The DESCRIPTION file:

Index of help topics:

MBBEFDLite-package      Statistical Functions for the
                        Maxwell-Boltzmann-Bose-Einstein-Fermi-Dirac
                        (MBBEFD) Family of Distributions
dmb                     The MBBEFD Distribution
ecmb                    Exposure Curve for the MBBEFD Distribution
mommb                   Method of Moments Parameter Estimation for the
                        MBBEFD distribution

Author(s)

Avraham Adler [aut, cre, cph] (ORCID: <https://orcid.org/0000-0002-3039-0703>)
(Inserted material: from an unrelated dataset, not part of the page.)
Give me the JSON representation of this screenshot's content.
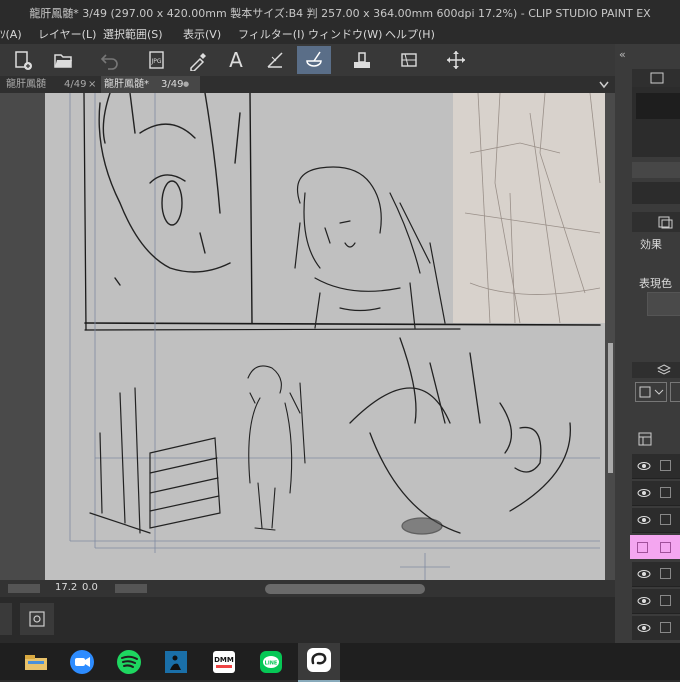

Maintainer: Avraham Adler <Avraham.Adler@gmail.com>

Internal MBBEFDLite functions

Description

Internal MBBEFDLite functions

Details

These functions are not meant to be directly called by the user.

The MBBEFD Distribution

Description

Density, distribution function, quantile function and random generation for the MBBEFD distribution with parameters g and b.

Usage

dmb(x, g, b, c = NULL, log = FALSE)
pmb(q, g, b, c = NULL, lower.tail = TRUE, log.p = FALSE)
qmb(p, g, b, c = NULL, lower.tail = TRUE, log.p = FALSE)
rmb(n, g, b, c = NULL)

Arguments

Details

The MBBEFD class of curves are defined in Bernegger (1997) and are often used to model insurance risk. The density is defined on the semi-open interval [0, 1) and the distribution and quantile functions are defined on the closed interval [0, 1].

Value

dnorm gives the density, pnorm gives the distribution function, qnorm gives the quantile function, and rnorm generates random deviates.

The length of the result is determined by n for rnorm, and is the length of x, p, or q as appropriate for the other functions.
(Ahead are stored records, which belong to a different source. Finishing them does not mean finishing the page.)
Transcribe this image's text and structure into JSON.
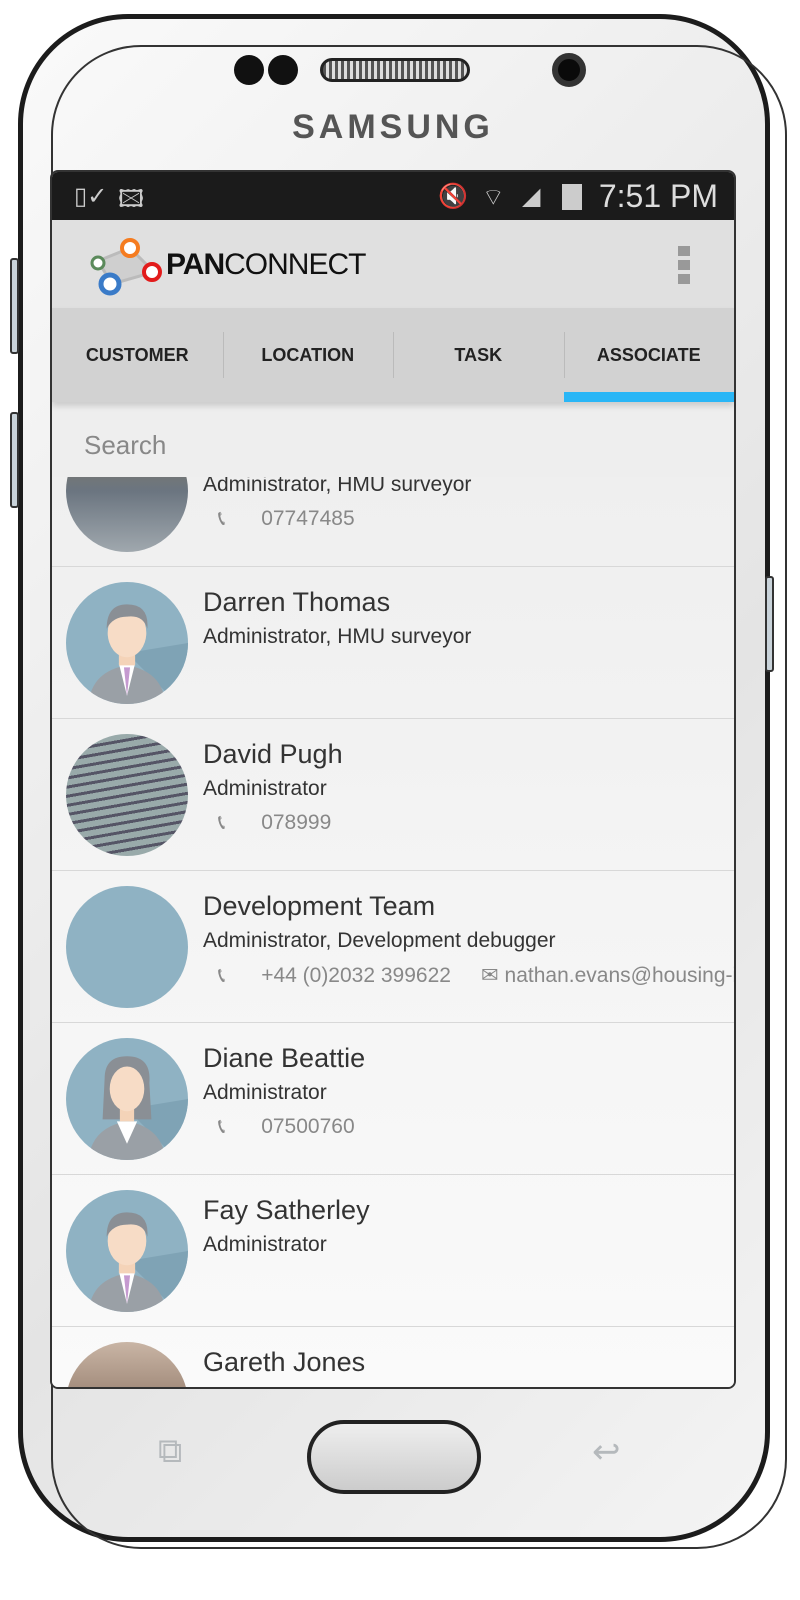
{
  "device": {
    "brand": "SAMSUNG"
  },
  "status_bar": {
    "time": "7:51 PM",
    "icons": [
      "screenshot-check-icon",
      "image-icon",
      "mute-icon",
      "wifi-icon",
      "signal-icon",
      "battery-icon"
    ]
  },
  "app": {
    "logo_bold": "PAN",
    "logo_light": "CONNECT",
    "menu_icon": "overflow-menu-icon"
  },
  "tabs": [
    {
      "label": "CUSTOMER"
    },
    {
      "label": "LOCATION"
    },
    {
      "label": "TASK"
    },
    {
      "label": "ASSOCIATE",
      "active": true
    }
  ],
  "accent": "#29b6f6",
  "search": {
    "placeholder": "Search"
  },
  "associates": [
    {
      "name": "",
      "role": "Administrator, HMU surveyor",
      "phone": "07747485",
      "email": "",
      "avatar": "photo"
    },
    {
      "name": "Darren Thomas",
      "role": "Administrator, HMU surveyor",
      "phone": "",
      "email": "",
      "avatar": "male-placeholder"
    },
    {
      "name": "David Pugh",
      "role": "Administrator",
      "phone": "078999",
      "email": "",
      "avatar": "photo"
    },
    {
      "name": "Development Team",
      "role": "Administrator, Development debugger",
      "phone": "+44 (0)2032 399622",
      "email": "nathan.evans@housing-i...",
      "avatar": "photo"
    },
    {
      "name": "Diane Beattie",
      "role": "Administrator",
      "phone": "07500760",
      "email": "",
      "avatar": "female-placeholder"
    },
    {
      "name": "Fay Satherley",
      "role": "Administrator",
      "phone": "",
      "email": "",
      "avatar": "male-placeholder"
    },
    {
      "name": "Gareth Jones",
      "role": "",
      "phone": "",
      "email": "",
      "avatar": "photo"
    }
  ]
}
Numerical arguments other than n are recycled to the length of the result. Logical arguments should be of length 1.

Note

This package follows Bernegger's convention that the density function does not exists at 1. This differs from the mbbefd package.

Author(s)

Avraham Adler Avraham.Adler@gmail.com

References

Bernegger, S. (1997) The Swiss Re Exposure Curves and the MBBEFD Distribution Class. ASTIN Bulletin 27(1), 99–111. doi:10.2143/AST.27.1.563208

See Also

mommb for parameter estimation.

Examples

all.equal(dmb(0.5, 1, 0), 0)
dmb(0.2, 20, 5)
pmb(0.98, 25, 4)
qmb(0.98, 25, 4) == 1
all.equal(qmb(pmb(0.98, 25, 4), 25, 4), 0.98)
set.seed(45)
rmb(3, 4, 12)
set.seed(45)
rmb(99:101, 4, 12) # Should equal previous call

Exposure Curve for the MBBEFD Distribution

Description

Returns the limited average severity at x of a random variable with an MBBEFD distribution with parameters g and b.

Usage

ecmb(x, g, b, c = NULL, lower.tail = TRUE)

Arguments

Details

Given random variable X with an MBBEFD distribution with parameters g and b, the exposure curve (EC) is defined as the ratio of the limited average severity (LAS) of the variable at x divided by the unlimited expected severity of the distribution:

EC(x) = \frac{LAS(x)}{E(X)} = \frac{E(X\wedge x)}{E(X)} = \frac{\int_0^x t f(t) dt + x \int_x^\infty f(t) dt }{\int_0^\infty t f(t) dt}

If one considers x as a policy limit, then the value of ecmb(x, g, b) is the percentage of the total expected loss which will be contained within the (reinsurance) policy limit. If lower.tail is FALSE, the return value is the percentage of total loss which will exceed the limit.

Value

A numeric vector containing the values of the exposure curve for the passed x, b, and g vectors. If lower.tail is FALSE, the return value is the complement of the exposure curve.

Author(s)

Avraham Adler Avraham.Adler@gmail.com

References

Bernegger, S. (1997) The Swiss Re Exposure Curves and the MBBEFD Distribution Class. ASTIN Bulletin 27(1), 99–111. doi:10.2143/AST.27.1.563208

See Also

dmb and pmb for the density and distribution.

Examples

all.equal(ecmb(c(0, 1), 20, 5), c(0, 1))
ecmb(0.25, 100, 34)

Method of Moments Parameter Estimation for the MBBEFD distribution

Description

Attempts to find the best g and b parameters which are consistent with the first and second moments of the supplied data.

Usage

mommb(x, maxit = 100L, tol = .Machine$double.eps ^ 0.5, na.rm = TRUE)

Arguments

Details

The algorithm is based on sections 4.1 and 4.2 of Bernegger (1997). With rare exceptions, the fitted g and b parameters must conform to:

\mu = \frac{\ln(gb)(1-b)}{\ln(b)(1-gb)}

subject to:

\mu^2 \le E[x^2]\le\mu\\ p\le E[x^2]

where \mu and \mu^2 are the “true” first and second moments and E[x^2] is the empirical second moment.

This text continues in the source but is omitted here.